489. Memorandum From Edward Hamilton of the National Security Council Staff to the President’s Special Assistant (Rostow)1

WWR:

SUBJECT

  • CIA Memorandum on the Congo

You asked me to comment on the attached CIA information memo.2 I haven’t much to add. It is an accurate picture of the present situation, and the inferences it draws for future developments are entirely plausible. The only compensating fact is that one could have as plausibly predicted imminent disaster for the Congo on any given day for the past six months, but nothing catastrophic has happened.

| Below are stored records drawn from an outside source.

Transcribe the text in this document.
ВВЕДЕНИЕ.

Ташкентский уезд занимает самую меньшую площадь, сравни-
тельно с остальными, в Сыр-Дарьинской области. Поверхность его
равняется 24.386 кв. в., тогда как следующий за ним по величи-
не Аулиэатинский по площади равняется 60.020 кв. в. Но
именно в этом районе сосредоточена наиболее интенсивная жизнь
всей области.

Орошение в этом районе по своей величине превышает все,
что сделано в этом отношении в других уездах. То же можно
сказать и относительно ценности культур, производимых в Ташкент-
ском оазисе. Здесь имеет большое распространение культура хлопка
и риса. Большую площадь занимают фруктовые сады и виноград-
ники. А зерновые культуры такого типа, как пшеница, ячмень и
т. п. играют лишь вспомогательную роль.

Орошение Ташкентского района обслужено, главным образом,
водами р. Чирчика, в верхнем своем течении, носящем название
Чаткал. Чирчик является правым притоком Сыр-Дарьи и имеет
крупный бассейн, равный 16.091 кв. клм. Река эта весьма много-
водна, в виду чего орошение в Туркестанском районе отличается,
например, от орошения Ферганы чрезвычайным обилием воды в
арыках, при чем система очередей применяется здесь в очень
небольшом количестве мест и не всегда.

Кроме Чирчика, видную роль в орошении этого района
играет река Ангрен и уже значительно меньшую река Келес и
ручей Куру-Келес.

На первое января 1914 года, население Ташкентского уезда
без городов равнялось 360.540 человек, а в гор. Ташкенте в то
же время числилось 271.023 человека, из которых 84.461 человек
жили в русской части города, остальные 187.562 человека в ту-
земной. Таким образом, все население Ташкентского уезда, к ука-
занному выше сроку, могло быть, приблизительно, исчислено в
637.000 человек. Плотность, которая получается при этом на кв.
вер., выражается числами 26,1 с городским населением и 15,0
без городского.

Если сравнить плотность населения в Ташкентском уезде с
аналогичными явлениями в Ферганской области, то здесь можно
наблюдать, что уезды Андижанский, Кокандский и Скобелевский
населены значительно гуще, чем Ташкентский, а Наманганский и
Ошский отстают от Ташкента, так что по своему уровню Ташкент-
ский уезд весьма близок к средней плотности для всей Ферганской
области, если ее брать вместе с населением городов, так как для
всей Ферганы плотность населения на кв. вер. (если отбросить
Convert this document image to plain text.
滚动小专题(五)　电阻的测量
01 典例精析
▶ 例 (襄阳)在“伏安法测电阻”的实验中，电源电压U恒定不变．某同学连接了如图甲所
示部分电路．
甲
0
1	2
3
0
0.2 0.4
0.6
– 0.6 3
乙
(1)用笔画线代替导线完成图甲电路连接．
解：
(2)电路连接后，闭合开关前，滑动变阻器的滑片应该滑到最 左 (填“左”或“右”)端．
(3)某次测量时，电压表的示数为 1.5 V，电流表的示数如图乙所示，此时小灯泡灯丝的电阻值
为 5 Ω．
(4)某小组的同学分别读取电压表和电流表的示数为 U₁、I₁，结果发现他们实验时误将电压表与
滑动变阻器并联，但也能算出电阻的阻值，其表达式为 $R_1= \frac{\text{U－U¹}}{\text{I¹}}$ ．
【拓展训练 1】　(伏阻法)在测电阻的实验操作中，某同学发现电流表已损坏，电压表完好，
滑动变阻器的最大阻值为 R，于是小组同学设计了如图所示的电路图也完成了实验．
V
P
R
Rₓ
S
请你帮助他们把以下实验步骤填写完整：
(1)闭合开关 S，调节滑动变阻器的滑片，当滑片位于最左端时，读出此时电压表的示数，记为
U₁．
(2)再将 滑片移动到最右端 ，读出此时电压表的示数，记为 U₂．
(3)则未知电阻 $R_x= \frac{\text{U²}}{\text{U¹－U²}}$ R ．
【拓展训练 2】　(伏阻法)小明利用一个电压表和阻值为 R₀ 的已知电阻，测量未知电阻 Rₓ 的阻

However, there is no question that danger has reached a new octave in January. We now have a very real threat of mass departures by Belgian whites critical to the mining industry—because of unwillingness to work for the new Congolese firm and/or because the Congolese have no foreign exchange to pay them. This will magnify pressures on Mobutu to refuse to let them leave. (He has already issued and rescinded one directive forcing them to give a year’s notice.) If he acts, Union Minière will have the Belgian Government right where it wants them, and there will be great pressure on us to help the GOB guarantee the safe departure of what will by then probably be the majority of whites in the Congo. Nothing could be worse for Congolese economics and politics.

The way out is to:

1. Find a way to settle the money issues between the GOC and Union Minière—probably through arbitration—so that UM will stop blocking sales of Congolese copper.

2. Set up a new marketing mechanism to replace Union Minière.

3. Get UM or other experienced corporations to sell technical assistance to the new Congolese corporation so that production continues at a reasonable level.

The arbitration of outstanding issues is, once again, beginning to look possible. A consortium of experienced copper producers and purveyors is now in the process of (quiet) formation to deal with the [Page 717] other problems. Meanwhile, however, copper builds up in the Congo and 70% of her foreign exchange income does not flow in. Unless we have a breakthrough soon, the consequences foreseen in the CIA memo could well occur.

I have followed this one fairly closely, putting my oar in from time to time as it seemed necessary. I am satisfied that we are playing our role—moderator, conciliator, go-between—with skill and relative effectiveness. In my view, we should continue to do what we can to promote reason on both sides, and sweat it out.3

EH
  1. Source: Johnson Library, National Security File, Country File, Congo, Vol. XIII, Memos & Miscellaneous, 11/66–8/67. Secret.
  2. Document 488.
  3. In February 1967, the two sides reached an agreement to submit the legal questions involved in the Union Minière takeover to arbitration, and the Congo signed a contract with a company affiliate to continue to produce and sell copper.